Pop is the story of her escape and of the efforts those in control go to in order to get her back. She flees, half naked, from vicious attack dogs and runs into the arms of Coop, a man at the other end of the pop culture spectrum, a lonely consumer of vinyl records and old pulp paper comicbooks, high on pot and thinking seriously of suicide. He probably makes jokes about Justin Bieber. Had Elle Ray not been born so premature, Coop would likely have laughed at her music as well, while ogling her sure to be controversial Video Music Awards performance over and over again on his laptop.
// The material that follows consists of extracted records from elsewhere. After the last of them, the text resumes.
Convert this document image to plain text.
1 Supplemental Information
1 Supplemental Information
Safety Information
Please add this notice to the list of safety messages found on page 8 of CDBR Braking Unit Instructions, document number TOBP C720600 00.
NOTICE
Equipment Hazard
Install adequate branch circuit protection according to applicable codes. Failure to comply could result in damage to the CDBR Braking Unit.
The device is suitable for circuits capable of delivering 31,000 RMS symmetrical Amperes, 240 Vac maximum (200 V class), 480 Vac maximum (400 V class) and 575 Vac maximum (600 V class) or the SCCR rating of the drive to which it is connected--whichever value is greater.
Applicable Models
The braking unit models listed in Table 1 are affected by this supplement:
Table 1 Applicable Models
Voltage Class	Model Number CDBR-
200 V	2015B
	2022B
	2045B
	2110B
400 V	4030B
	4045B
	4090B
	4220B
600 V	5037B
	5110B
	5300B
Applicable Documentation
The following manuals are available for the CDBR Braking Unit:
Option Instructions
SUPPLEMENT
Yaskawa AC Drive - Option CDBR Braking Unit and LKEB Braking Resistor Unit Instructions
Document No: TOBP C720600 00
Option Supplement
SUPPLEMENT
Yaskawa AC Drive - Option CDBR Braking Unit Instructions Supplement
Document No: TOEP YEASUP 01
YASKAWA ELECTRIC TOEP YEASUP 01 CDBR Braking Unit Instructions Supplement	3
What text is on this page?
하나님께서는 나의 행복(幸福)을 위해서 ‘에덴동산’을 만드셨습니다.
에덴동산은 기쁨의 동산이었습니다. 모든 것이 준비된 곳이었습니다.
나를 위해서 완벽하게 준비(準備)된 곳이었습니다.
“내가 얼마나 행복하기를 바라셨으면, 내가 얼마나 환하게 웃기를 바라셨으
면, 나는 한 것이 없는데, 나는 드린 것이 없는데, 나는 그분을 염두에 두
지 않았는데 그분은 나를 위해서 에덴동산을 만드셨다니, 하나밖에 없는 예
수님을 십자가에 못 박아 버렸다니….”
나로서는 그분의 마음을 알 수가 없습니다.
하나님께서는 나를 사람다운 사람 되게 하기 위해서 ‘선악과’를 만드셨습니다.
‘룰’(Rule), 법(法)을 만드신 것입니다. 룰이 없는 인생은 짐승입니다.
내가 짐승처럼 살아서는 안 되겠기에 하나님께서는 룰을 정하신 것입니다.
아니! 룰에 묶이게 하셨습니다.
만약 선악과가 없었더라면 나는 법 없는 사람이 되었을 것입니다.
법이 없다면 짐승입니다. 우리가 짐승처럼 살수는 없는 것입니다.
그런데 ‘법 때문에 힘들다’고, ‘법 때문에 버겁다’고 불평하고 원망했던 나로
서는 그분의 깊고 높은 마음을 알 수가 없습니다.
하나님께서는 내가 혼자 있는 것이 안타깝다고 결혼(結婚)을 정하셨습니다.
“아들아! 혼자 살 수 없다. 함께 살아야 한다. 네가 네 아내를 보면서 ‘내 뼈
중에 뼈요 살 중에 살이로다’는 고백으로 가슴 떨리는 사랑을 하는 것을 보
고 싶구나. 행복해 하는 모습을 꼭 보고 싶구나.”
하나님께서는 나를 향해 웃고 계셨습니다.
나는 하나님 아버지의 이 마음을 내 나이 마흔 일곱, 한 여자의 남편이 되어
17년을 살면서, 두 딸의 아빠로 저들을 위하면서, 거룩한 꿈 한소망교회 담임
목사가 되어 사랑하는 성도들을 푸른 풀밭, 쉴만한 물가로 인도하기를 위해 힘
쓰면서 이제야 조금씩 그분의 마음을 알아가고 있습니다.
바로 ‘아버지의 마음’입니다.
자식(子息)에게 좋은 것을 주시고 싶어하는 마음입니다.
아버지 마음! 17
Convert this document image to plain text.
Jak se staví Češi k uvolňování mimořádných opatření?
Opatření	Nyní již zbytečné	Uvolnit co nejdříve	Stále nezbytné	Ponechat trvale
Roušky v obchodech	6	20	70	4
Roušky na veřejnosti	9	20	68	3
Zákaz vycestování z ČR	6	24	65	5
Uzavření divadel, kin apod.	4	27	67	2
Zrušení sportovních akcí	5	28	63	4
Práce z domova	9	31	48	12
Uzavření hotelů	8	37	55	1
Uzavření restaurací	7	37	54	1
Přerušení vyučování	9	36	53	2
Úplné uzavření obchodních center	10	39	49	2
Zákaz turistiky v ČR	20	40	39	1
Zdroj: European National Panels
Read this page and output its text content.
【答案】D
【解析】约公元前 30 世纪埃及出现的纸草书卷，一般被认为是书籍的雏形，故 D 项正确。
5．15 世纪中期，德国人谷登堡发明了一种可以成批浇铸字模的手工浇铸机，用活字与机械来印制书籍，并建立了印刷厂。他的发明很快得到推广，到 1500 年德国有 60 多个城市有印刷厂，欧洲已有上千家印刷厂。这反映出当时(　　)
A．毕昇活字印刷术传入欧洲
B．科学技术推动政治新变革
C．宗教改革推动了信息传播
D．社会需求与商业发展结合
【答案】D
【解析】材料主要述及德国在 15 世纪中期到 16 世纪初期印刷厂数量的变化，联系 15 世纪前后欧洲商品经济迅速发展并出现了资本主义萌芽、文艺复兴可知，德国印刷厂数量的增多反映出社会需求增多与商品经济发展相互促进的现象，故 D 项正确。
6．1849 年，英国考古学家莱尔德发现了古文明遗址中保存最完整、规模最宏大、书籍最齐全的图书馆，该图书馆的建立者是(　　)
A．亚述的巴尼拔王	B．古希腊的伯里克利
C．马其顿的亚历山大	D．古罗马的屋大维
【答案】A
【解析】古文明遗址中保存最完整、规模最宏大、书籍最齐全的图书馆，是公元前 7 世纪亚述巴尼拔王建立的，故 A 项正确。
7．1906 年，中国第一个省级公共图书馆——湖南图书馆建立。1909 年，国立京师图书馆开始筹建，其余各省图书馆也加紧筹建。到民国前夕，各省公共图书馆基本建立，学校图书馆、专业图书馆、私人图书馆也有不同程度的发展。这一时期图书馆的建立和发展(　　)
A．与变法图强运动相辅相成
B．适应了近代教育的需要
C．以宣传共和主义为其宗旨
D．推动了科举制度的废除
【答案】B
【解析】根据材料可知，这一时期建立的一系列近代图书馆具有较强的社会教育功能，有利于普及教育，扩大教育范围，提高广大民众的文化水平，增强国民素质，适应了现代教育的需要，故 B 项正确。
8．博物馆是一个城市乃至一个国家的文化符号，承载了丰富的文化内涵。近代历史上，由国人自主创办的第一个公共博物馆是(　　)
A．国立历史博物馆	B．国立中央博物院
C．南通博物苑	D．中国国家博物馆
In this situation, Coop does the right thing. He takes Elle home, gives her clothes to put on, offers her food from his kitchen, and uses a knife to dig a tracking device out of her arm.

Overall, there is promise in this first issue. Jason Copland’s art is suitably dark and disturbing, expressive enough to capture both the violence of this story as well as the faces that are at the heart of it. He is at his weakest with science and technology, a shortcoming that may or may not hinder this tale as it goes forward. The story itself is interesting, though we have not yet seen enough of either Elle or Coop to truly know where their characters may take us. We have seen plenty of Vandall and of his willingness to kill and to maim, however. Elle or Coop will have to be strong to stand against his evil.

The story is a critical look at the world of pop entertainment. What it is not, however, is a Donna Harraway dream, despite what a nameless technician at the pop star plant would have us believe. Harraway’s cyborg, as it is described in her essay “A Cyborg Manifiesto: Science, Technology and Socialist-Feminism in the Late Twentieth Century,” is an ironic myth – a being that overcomes dualities, specifically the duality between human and machine, the very duality that seems to be at the heart of this story. Harraway’s cyborg is meant as a contrast to the trope of the female as an empowered nature goddess, victimized by the forces of technology. So far, Elle is no such cyborg, with her flight from her technological womb into the hands of a waiting man, a savior who will protect her from the threats of science and its hardware. But this is only a first issue and perhaps my first reading is wrong. Elle may yet be the hero of the piece, rather than the victim; she may yet embrace her role as a cyborg and accept the fact that cyborgs are not born in gardens.